I would like to use the Helsinki-NLP/opus-mt-de-en
model from HuggingFace to translate text.
This works fine with the HuggingFace Inference API or a Transformers pipeline, e.g.:
from transformers import AutoTokenizer, pipeline
from optimum.onnxruntime import ORTModelForSeq2SeqLM
model = ORTModelForSeq2SeqLM.from_pretrained("Helsinki-NLP/opus-mt-de-en", from_transformers=True)
tokenizer = AutoTokenizer.from_pretrained("Helsinki-NLP/opus-mt-de-en")
onnx_translation = pipeline("translation_de_to_en", model=model, tokenizer=tokenizer)
result = onnx_translation("Dies ist ein Test!")
result # Prints: "[{'translation_text': 'This is a test!'}]"

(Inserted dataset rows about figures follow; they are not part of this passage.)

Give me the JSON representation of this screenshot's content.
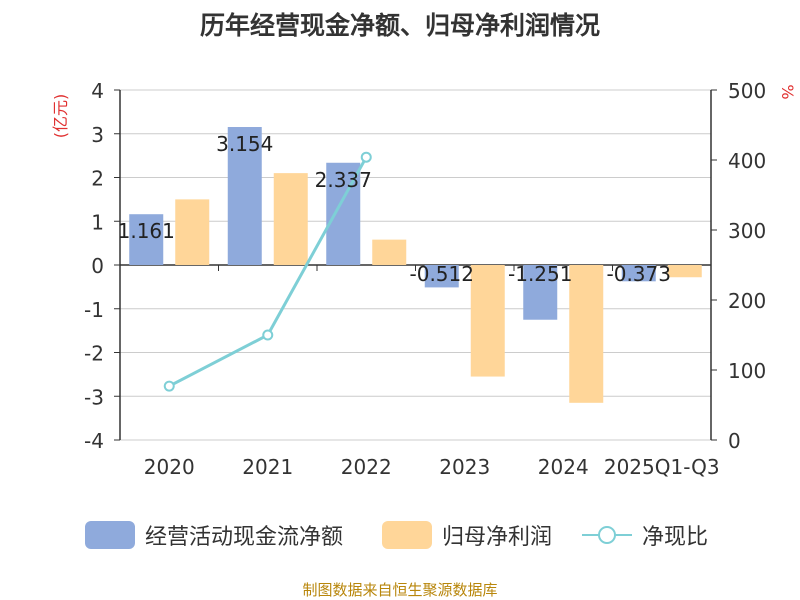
{
  "title": "历年经营现金净额、归母净利润情况",
  "source": "制图数据来自恒生聚源数据库",
  "legend": {
    "cash_flow": "经营活动现金流净额",
    "net_profit": "归母净利润",
    "ratio": "净现比"
  },
  "colors": {
    "cash_flow": "#8faadc",
    "net_profit": "#ffd699",
    "ratio": "#7ecfd6",
    "axis_unit": "#e03030",
    "source": "#b8860b"
  },
  "chart_data": {
    "type": "bar",
    "title": "历年经营现金净额、归母净利润情况",
    "categories": [
      "2020",
      "2021",
      "2022",
      "2023",
      "2024",
      "2025Q1-Q3"
    ],
    "series": [
      {
        "name": "经营活动现金流净额",
        "type": "bar",
        "axis": "left",
        "values": [
          1.161,
          3.154,
          2.337,
          -0.512,
          -1.251,
          -0.373
        ],
        "labels": [
          "1.161",
          "3.154",
          "2.337",
          "-0.512",
          "-1.251",
          "-0.373"
        ]
      },
      {
        "name": "归母净利润",
        "type": "bar",
        "axis": "left",
        "values": [
          1.5,
          2.1,
          0.58,
          -2.55,
          -3.15,
          -0.28
        ]
      },
      {
        "name": "净现比",
        "type": "line",
        "axis": "right",
        "values": [
          77,
          150,
          404,
          null,
          null,
          null
        ]
      }
    ],
    "y_left": {
      "unit": "(亿元)",
      "range": [
        -4,
        4
      ],
      "ticks": [
        "-4",
        "-3",
        "-2",
        "-1",
        "0",
        "1",
        "2",
        "3",
        "4"
      ]
    },
    "y_right": {
      "unit": "%",
      "range": [
        0,
        500
      ],
      "ticks": [
        "0",
        "100",
        "200",
        "300",
        "400",
        "500"
      ]
    },
    "grid": true,
    "legend_position": "bottom"
  }
}
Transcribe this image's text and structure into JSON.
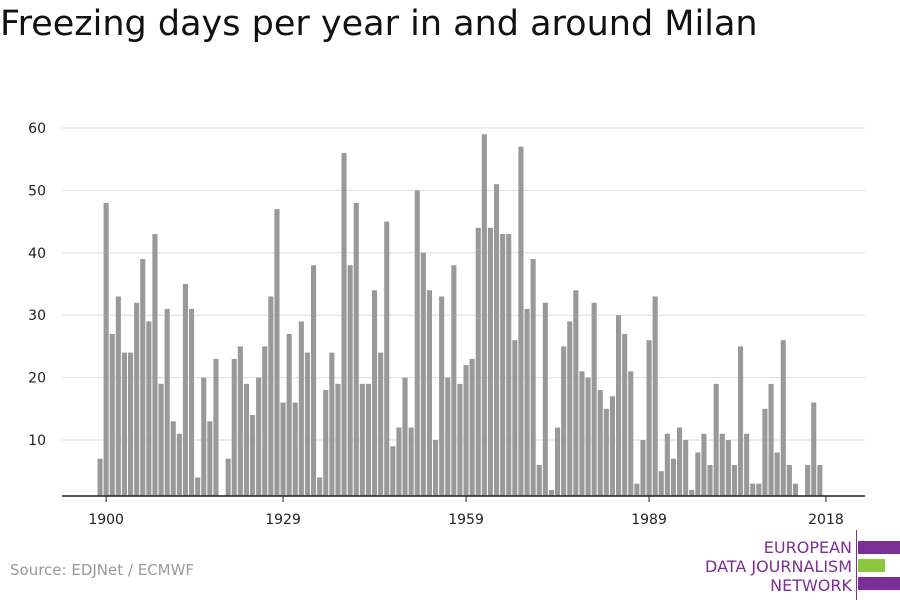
{
  "title": "Freezing days per year in and around Milan",
  "source": "Source: EDJNet / ECMWF",
  "logo": {
    "lines": [
      "EUROPEAN",
      "DATA JOURNALISM",
      "NETWORK"
    ],
    "colors": {
      "text": "#7a2e96",
      "purple": "#7a2e96",
      "green": "#8dc63f"
    }
  },
  "colors": {
    "bar": "#999999",
    "grid": "#dddddd",
    "axis": "#222222"
  },
  "chart_data": {
    "type": "bar",
    "title": "Freezing days per year in and around Milan",
    "xlabel": "",
    "ylabel": "",
    "x_start": 1899,
    "x_ticks": [
      1900,
      1929,
      1959,
      1989,
      2018
    ],
    "y_ticks": [
      10,
      20,
      30,
      40,
      50,
      60
    ],
    "ylim": [
      1,
      62
    ],
    "grid": "horizontal",
    "legend": "none",
    "values": [
      7,
      48,
      27,
      33,
      24,
      24,
      32,
      39,
      29,
      43,
      19,
      31,
      13,
      11,
      35,
      31,
      4,
      20,
      13,
      23,
      0,
      7,
      23,
      25,
      19,
      14,
      20,
      25,
      33,
      47,
      16,
      27,
      16,
      29,
      24,
      38,
      4,
      18,
      24,
      19,
      56,
      38,
      48,
      19,
      19,
      34,
      24,
      45,
      9,
      12,
      20,
      12,
      50,
      40,
      34,
      10,
      33,
      20,
      38,
      19,
      22,
      23,
      44,
      59,
      44,
      51,
      43,
      43,
      26,
      57,
      31,
      39,
      6,
      32,
      2,
      12,
      25,
      29,
      34,
      21,
      20,
      32,
      18,
      15,
      17,
      30,
      27,
      21,
      3,
      10,
      26,
      33,
      5,
      11,
      7,
      12,
      10,
      2,
      8,
      11,
      6,
      19,
      11,
      10,
      6,
      25,
      11,
      3,
      3,
      15,
      19,
      8,
      26,
      6,
      3,
      0,
      6,
      16,
      6
    ]
  }
}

However, I need to use the ONNX Runtime for this as part of a project. I was able to successfully export the model to ONNX format, but I get the following output when I decode the output of the InferenceSession
:
<unk> <unk> <unk> <unk> <unk>.<unk> <unk> <unk>,<unk>,<unk>,.<unk> <unk>,<unk> <unk> <unk> <unk> <unk> <unk> <unk> <unk> <unk> <unk> <unk>.<unk> <unk> <unk>,<unk> <unk> <unk>. the,<unk>,,.<unk> <unk> <unk>,<unk>, the<unk> <unk> <unk> <unk> <unk>.<unk> <unk> <unk> <unk> <unk>.<unk> <unk> <unk> <unk>.<unk> <unk> <unk> <unk> the.. in<unk> <unk>.<unk> <unk>,<unk> <unk> <unk> the<unk> <unk> <unk> <unk>.<unk> the<unk> <unk> the<unk> <unk> <unk>.<unk> <unk> <unk> <unk> <unk>,<unk> in<unk> the<unk>,<unk>,<unk> <unk> in, the in<unk> <unk> <unk> s<unk>. the.<unk> <unk>, in,<unk> <unk> <unk> <unk> <unk> <unk> <unk> <unk>. a,,<unk> <unk> <unk>.<unk>.<unk> <unk>.<unk> is<unk>,<unk> in,,<unk> <unk> the<unk> the the. in<unk> <unk> <unk>,<unk> <unk> <unk> <unk>. in<unk>,,,<unk>.<unk> <unk>. of<unk> in<unk>.<unk>,<unk> <unk> <unk> the<unk> <unk> <unk> <unk> <unk> die,.<unk>,<unk> <unk> <unk> die,<unk> <unk> <unk> <unk> <unk> <unk> <unk> <unk> the<unk>.<unk> <unk> <unk> <unk> <unk> of.<unk> <unk> <unk>.<unk> in<unk>, the<unk> <unk> <unk> <unk> <unk> <unk> <unk> <unk>.<unk> <unk>,.<unk> <unk>,<unk>,<unk> <unk>,<unk> <unk>,<unk> <unk> <unk>,<unk>,<unk> <unk> <unk>,<unk>.<unk> of<unk>.<unk> of, the<unk> the.<unk> <unk>
This is the relevant code (without the ONNX export):
from transformers import AutoTokenizer
# Load Tokenizer
tokenizer = AutoTokenizer.from_pretrained("Helsinki-NLP/opus-mt-de-en")
# Encode input
encoded_input = tokenizer("Dies ist ein Test!")
# Create model input dictionary
model_input = {
'input_ids': [encoded_input.input_ids],
'attention_mask': [encoded_input.attention_mask],
'decoder_input_ids': [encoded_input.input_ids],
'decoder_attention_mask': [encoded_input.attention_mask]
}
# Run inference
output = session.run(['last_hidden_state'], model_input)
last_hidden_state = output[0][0][0]
# Decode output
decoded_output = tokenizer.decode(last_hidden_state, skip_special_tokens=True)
decoded_output # Expected value: "This is a test!"
The complete code can be found in this Colab Notebook as reproducible example.
I don't have much experience with ONNX and the MarianMT models yet. What am I doing wrong and how can I decode the text correctly?